Onveranderbare eigenschap voor bestandsshareprotocol. Het NFS-protocol is alleen beschikbaar voor Premium-bestandsshares (bestandsshares in het filestorage-accounttype).
Een of meer resource-id's (met spatie gescheiden). Dit moet een volledige resource-id zijn die alle informatie over de argumenten Resource-id bevat. U moet ofwel --id's of andere 'Resource Id'-argumenten opgeven.
Metagegevens in door spaties gescheiden sleutelparen=waardeparen die aan de share zijn gekoppeld. Hiermee worden alle bestaande metagegevens overschreven.
De naam van de bestandsshare.
De maximale grootte van het aandeel in gigabytes. Moet groter zijn dan 0 en kleiner dan of gelijk aan 5 TB (5120). Voor grote bestandsshares is de maximale grootte 102400.
Naam van resourcegroep. U kunt de standaardgroep configureren met behulp van az configure --defaults group=<name>
.
Vermindering van de toegangsrechten voor de externe superuser.

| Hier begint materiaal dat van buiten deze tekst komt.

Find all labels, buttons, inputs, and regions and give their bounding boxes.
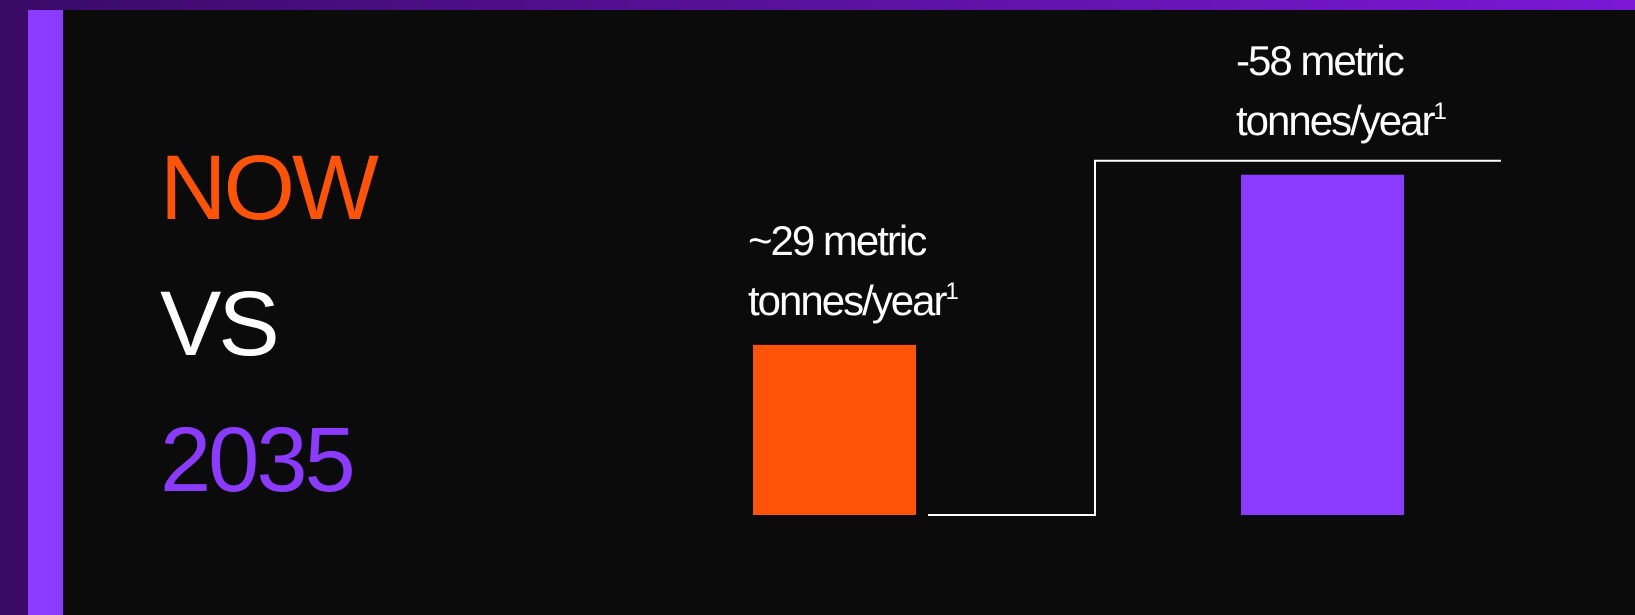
data-label-2035-line2: tonnes/year bbox=[1236, 97, 1435, 144]
step-connector-line bbox=[928, 159, 1501, 516]
bar-2035 bbox=[1241, 174, 1404, 515]
headline: NOW VS 2035 bbox=[160, 120, 379, 528]
data-label-2035-line1: -58 metric bbox=[1236, 37, 1404, 84]
data-label-now-line2: tonnes/year bbox=[748, 277, 947, 324]
data-label-2035-footnote: 1 bbox=[1433, 98, 1446, 125]
data-label-2035: -58 metric bbox=[1236, 37, 1404, 84]
data-label-now-footnote: 1 bbox=[945, 278, 958, 305]
bar-now bbox=[753, 344, 916, 515]
headline-2035: 2035 bbox=[160, 409, 356, 511]
data-label-2035-second: tonnes/year1 bbox=[1236, 97, 1446, 144]
data-label-now: ~29 metric bbox=[748, 217, 926, 264]
headline-vs: VS bbox=[160, 273, 280, 375]
left-accent-bar bbox=[28, 10, 63, 615]
data-label-now-line1: ~29 metric bbox=[748, 217, 926, 264]
data-label-now-second: tonnes/year1 bbox=[748, 277, 958, 324]
headline-now: NOW bbox=[160, 137, 379, 239]
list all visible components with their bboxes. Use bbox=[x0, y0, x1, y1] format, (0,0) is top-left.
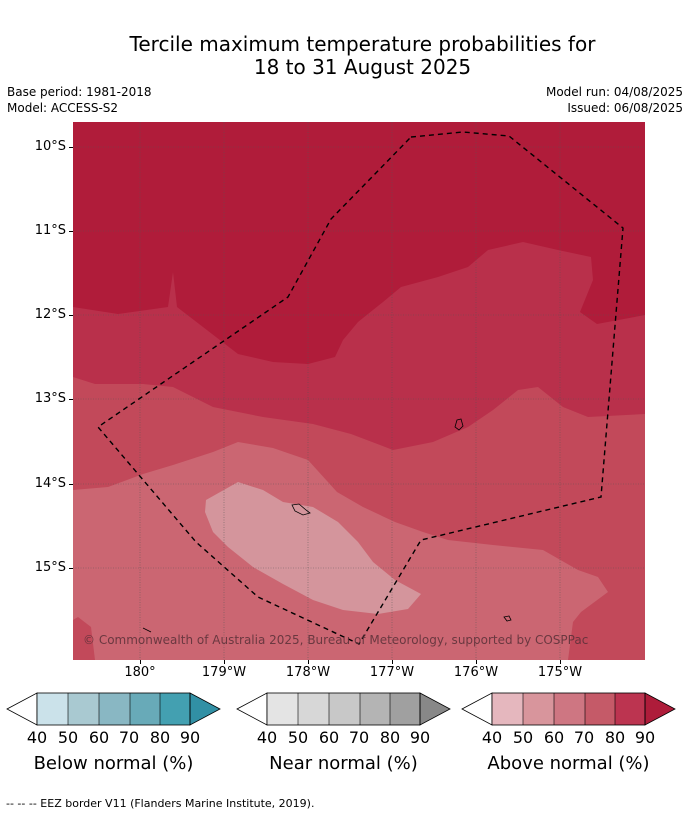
colorbar-value: 50 bbox=[287, 728, 309, 747]
copyright-notice: © Commonwealth of Australia 2025, Bureau… bbox=[83, 633, 589, 647]
colorbar-value: 70 bbox=[348, 728, 370, 747]
island-outline bbox=[454, 418, 464, 431]
chart-title-line1: Tercile maximum temperature probabilitie… bbox=[129, 32, 596, 56]
lat-tick bbox=[69, 484, 73, 485]
base-period: Base period: 1981-2018 bbox=[7, 85, 152, 99]
lat-tick bbox=[69, 231, 73, 232]
lon-gridlines bbox=[139, 122, 561, 660]
colorbar-value: 70 bbox=[118, 728, 140, 747]
lat-tick bbox=[69, 568, 73, 569]
lon-tick bbox=[476, 660, 477, 664]
colorbar-value: 40 bbox=[256, 728, 278, 747]
island-outline bbox=[503, 615, 512, 622]
lon-label: 177°W bbox=[369, 665, 415, 680]
island-outline bbox=[291, 503, 311, 516]
colorbar-value: 90 bbox=[179, 728, 201, 747]
lat-label: 15°S bbox=[34, 560, 66, 575]
lon-label: 178°W bbox=[285, 665, 331, 680]
eez-legend-note: -- -- -- EEZ border V11 (Flanders Marine… bbox=[6, 797, 315, 810]
lon-tick bbox=[392, 660, 393, 664]
lat-tick bbox=[69, 147, 73, 148]
eez-border bbox=[96, 131, 624, 645]
lon-tick bbox=[308, 660, 309, 664]
colorbar-title-below: Below normal (%) bbox=[33, 753, 194, 774]
lon-tick bbox=[560, 660, 561, 664]
lon-label: 175°W bbox=[537, 665, 583, 680]
colorbar-below-normal bbox=[6, 692, 221, 726]
issued-date: Issued: 06/08/2025 bbox=[567, 101, 683, 115]
probability-map bbox=[73, 122, 645, 660]
chart-title-line2: 18 to 31 August 2025 bbox=[253, 55, 472, 79]
lat-tick bbox=[69, 399, 73, 400]
colorbar-value: 80 bbox=[604, 728, 626, 747]
lon-label: 179°W bbox=[201, 665, 247, 680]
lat-label: 13°S bbox=[34, 391, 66, 406]
lon-tick bbox=[140, 660, 141, 664]
colorbar-value: 60 bbox=[88, 728, 110, 747]
colorbar-value: 60 bbox=[318, 728, 340, 747]
lat-label: 14°S bbox=[34, 476, 66, 491]
colorbar-value: 70 bbox=[573, 728, 595, 747]
lon-tick bbox=[224, 660, 225, 664]
lon-label: 176°W bbox=[453, 665, 499, 680]
colorbar-value: 90 bbox=[634, 728, 656, 747]
colorbar-value: 50 bbox=[512, 728, 534, 747]
colorbar-title-above: Above normal (%) bbox=[487, 753, 650, 774]
colorbar-value: 60 bbox=[543, 728, 565, 747]
lat-label: 11°S bbox=[34, 223, 66, 238]
fill-40-50 bbox=[205, 482, 421, 614]
colorbar-value: 40 bbox=[26, 728, 48, 747]
colorbar-near-normal bbox=[236, 692, 451, 726]
island-outline bbox=[142, 627, 152, 633]
lat-label: 10°S bbox=[34, 139, 66, 154]
lon-label: 180° bbox=[124, 665, 156, 680]
lat-gridlines bbox=[73, 146, 645, 569]
lat-tick bbox=[69, 315, 73, 316]
model-name: Model: ACCESS-S2 bbox=[7, 101, 119, 115]
model-run: Model run: 04/08/2025 bbox=[545, 85, 683, 99]
lat-label: 12°S bbox=[34, 307, 66, 322]
colorbar-value: 80 bbox=[149, 728, 171, 747]
colorbar-value: 50 bbox=[57, 728, 79, 747]
colorbar-value: 40 bbox=[481, 728, 503, 747]
colorbar-value: 80 bbox=[379, 728, 401, 747]
map-panel: © Commonwealth of Australia 2025, Bureau… bbox=[73, 122, 645, 660]
colorbar-value: 90 bbox=[409, 728, 431, 747]
colorbar-above-normal bbox=[461, 692, 676, 726]
colorbar-title-near: Near normal (%) bbox=[269, 753, 418, 774]
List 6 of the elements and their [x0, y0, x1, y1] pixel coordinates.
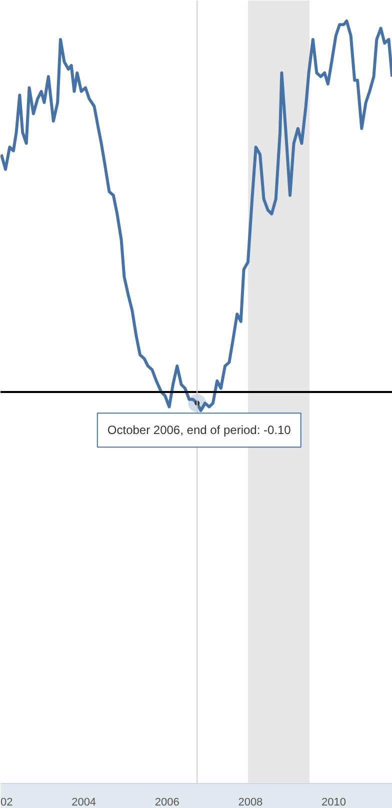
x-tick-label: 2004 [72, 796, 96, 808]
x-tick-label: 02 [0, 796, 13, 808]
x-tick-label: 2008 [238, 796, 263, 808]
annotation: October 2006, end of period: -0.10 [107, 423, 292, 438]
x-tick-label: 2010 [322, 796, 346, 808]
x-tick-label: 2006 [154, 796, 180, 808]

De naam of id van het opslagaccount.
Naam of id van abonnement. U kunt het standaardabonnement configureren met behulp van az account set -s NAME_OR_ID
.
Globale parameters
Vergroot de uitgebreidheid van logboekregistratie om alle logboeken voor foutopsporing weer te geven.
Dit Help-bericht weergeven en afsluiten.
Alleen fouten weergeven, waarschuwingen onderdrukken.
Uitvoerindeling.
JMESPath-queryreeks. Zie http://jmespath.org/ voor meer informatie en voorbeelden.

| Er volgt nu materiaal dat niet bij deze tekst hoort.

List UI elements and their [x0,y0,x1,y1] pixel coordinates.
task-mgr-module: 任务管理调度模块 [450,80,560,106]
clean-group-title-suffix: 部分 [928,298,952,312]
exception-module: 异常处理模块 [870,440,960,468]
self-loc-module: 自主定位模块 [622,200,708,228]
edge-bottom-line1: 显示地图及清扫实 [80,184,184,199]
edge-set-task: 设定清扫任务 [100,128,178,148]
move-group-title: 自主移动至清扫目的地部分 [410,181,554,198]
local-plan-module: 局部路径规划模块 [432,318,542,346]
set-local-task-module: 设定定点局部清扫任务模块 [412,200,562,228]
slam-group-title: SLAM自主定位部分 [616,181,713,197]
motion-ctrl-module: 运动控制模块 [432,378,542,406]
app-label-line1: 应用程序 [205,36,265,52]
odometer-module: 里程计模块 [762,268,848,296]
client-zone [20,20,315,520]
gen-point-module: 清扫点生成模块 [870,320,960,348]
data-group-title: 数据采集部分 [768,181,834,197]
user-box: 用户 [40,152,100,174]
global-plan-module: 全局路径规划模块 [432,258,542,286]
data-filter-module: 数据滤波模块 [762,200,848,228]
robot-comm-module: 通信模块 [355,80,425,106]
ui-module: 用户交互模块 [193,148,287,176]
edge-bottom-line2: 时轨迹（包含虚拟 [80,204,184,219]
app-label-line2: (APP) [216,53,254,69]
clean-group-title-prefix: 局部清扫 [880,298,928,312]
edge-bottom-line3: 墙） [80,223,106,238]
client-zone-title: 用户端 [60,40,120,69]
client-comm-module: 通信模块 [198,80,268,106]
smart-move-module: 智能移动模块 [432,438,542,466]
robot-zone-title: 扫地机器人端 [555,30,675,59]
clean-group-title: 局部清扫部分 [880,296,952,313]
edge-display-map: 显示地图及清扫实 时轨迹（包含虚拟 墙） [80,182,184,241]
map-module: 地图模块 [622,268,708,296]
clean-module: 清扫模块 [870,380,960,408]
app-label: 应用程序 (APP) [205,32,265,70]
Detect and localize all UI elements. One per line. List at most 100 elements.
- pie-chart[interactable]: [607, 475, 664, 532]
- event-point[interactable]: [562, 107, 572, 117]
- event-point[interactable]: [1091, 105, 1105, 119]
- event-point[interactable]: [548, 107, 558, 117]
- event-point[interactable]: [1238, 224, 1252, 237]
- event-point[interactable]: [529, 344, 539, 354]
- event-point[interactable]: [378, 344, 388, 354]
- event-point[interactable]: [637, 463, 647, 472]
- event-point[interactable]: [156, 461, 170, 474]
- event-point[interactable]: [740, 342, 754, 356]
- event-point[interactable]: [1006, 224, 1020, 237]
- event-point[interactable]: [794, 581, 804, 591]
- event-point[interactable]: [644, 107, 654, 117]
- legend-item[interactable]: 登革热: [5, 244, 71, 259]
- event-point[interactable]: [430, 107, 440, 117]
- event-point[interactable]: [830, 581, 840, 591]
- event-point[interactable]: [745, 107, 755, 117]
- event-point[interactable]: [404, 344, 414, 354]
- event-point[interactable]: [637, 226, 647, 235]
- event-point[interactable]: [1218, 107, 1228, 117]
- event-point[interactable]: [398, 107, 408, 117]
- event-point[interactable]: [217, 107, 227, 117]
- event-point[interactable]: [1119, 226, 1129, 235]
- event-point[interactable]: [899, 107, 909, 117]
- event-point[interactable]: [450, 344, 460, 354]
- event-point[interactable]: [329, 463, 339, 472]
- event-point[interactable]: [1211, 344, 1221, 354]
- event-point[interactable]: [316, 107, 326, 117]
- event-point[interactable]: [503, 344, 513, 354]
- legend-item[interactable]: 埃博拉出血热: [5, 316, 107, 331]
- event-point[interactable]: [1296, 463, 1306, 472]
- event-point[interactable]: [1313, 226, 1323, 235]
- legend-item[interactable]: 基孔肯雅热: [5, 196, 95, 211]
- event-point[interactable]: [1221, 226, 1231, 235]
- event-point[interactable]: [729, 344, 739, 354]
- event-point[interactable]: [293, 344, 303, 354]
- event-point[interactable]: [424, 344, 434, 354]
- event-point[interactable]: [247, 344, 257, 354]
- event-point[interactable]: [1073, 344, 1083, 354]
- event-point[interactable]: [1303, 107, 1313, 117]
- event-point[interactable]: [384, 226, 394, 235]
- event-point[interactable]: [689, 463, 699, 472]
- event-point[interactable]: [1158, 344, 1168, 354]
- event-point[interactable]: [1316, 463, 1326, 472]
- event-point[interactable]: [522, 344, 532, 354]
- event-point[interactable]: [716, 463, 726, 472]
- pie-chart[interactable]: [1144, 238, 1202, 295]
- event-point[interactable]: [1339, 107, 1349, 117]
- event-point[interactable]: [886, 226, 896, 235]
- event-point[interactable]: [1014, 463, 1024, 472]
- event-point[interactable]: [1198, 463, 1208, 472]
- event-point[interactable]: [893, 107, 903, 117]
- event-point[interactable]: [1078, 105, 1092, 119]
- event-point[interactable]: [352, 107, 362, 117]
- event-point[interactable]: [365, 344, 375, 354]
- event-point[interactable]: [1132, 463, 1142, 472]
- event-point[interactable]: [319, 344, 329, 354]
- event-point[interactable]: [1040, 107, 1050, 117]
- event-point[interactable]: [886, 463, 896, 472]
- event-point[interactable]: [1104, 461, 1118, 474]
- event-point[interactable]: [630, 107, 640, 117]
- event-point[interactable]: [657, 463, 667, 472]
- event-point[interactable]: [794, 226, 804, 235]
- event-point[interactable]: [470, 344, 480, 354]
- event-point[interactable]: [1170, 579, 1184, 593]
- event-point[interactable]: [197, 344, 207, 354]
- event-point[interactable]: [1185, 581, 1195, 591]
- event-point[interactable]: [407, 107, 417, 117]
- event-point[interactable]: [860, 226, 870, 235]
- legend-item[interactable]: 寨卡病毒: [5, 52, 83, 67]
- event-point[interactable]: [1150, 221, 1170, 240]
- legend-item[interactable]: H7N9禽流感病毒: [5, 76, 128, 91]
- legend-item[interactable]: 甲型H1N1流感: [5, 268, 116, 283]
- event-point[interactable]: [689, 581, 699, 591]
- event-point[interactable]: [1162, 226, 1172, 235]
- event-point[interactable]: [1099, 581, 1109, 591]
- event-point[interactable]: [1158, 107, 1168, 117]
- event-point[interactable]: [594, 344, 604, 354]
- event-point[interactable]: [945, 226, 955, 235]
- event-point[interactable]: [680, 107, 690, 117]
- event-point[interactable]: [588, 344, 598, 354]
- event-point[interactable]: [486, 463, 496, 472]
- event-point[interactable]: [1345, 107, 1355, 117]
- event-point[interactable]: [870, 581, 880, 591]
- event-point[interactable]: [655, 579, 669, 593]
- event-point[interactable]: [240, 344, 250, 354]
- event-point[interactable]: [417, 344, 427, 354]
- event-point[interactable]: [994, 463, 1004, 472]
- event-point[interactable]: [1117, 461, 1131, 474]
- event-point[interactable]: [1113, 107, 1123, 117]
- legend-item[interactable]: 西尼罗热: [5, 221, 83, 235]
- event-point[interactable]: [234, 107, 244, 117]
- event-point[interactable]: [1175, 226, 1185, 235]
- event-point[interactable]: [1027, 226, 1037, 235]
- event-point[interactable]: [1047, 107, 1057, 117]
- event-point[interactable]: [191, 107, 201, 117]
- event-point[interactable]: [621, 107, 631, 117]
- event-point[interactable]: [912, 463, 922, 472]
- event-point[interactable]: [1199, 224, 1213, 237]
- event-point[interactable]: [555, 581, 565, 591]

Naam of id van abonnement. U kunt het standaardabonnement configureren met behulp van az account set -s NAME_OR_ID
.
Vergroot de uitgebreidheid van logboekregistratie. Gebruik --debug voor volledige foutopsporingslogboeken.
az storage share-rm stats
Haal het gebruiksbytes op van de gegevens die zijn opgeslagen op de share.
az storage share-rm stats [--ids]
[--name]
[--resource-group]
[--storage-account]
[--subscription]
Voorbeelden
Haal het gebruiksbytes op van de gegevens die zijn opgeslagen op de share.

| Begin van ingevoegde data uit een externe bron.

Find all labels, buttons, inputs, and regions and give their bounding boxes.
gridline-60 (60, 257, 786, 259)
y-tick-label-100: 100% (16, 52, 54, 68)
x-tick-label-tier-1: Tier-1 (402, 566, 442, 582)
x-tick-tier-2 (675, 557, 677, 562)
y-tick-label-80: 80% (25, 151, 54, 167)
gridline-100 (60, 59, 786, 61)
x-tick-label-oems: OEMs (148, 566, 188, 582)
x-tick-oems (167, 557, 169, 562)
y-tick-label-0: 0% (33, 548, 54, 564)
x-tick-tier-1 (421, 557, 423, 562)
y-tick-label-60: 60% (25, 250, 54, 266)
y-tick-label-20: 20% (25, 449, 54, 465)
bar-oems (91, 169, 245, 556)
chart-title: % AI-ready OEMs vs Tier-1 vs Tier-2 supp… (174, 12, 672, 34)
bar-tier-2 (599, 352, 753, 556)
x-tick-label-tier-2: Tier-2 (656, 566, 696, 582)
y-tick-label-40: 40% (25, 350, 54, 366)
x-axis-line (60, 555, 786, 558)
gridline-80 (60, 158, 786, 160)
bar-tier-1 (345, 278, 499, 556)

az storage share-rm stats -g MyResourceGroup --storage-account mystorageaccount --name myfileshare
Optionele parameters
Een of meer resource-id's (met spatie gescheiden). Dit moet een volledige resource-id zijn die alle informatie over de argumenten Resource-id bevat. U moet ofwel --id's of andere 'Resource Id'-argumenten opgeven.
De naam van de bestandsshare.
Naam van resourcegroep. U kunt de standaardgroep configureren met behulp van az configure --defaults group=<name>
.
De naam of id van het opslagaccount.
Naam of id van abonnement. U kunt het standaardabonnement configureren met behulp van az account set -s NAME_OR_ID
.
Globale parameters
Vergroot de uitgebreidheid van logboekregistratie om alle logboeken voor foutopsporing weer te geven.
Dit Help-bericht weergeven en afsluiten.
Alleen fouten weergeven, waarschuwingen onderdrukken.
Uitvoerindeling.
JMESPath-queryreeks. Zie http://jmespath.org/ voor meer informatie en voorbeelden.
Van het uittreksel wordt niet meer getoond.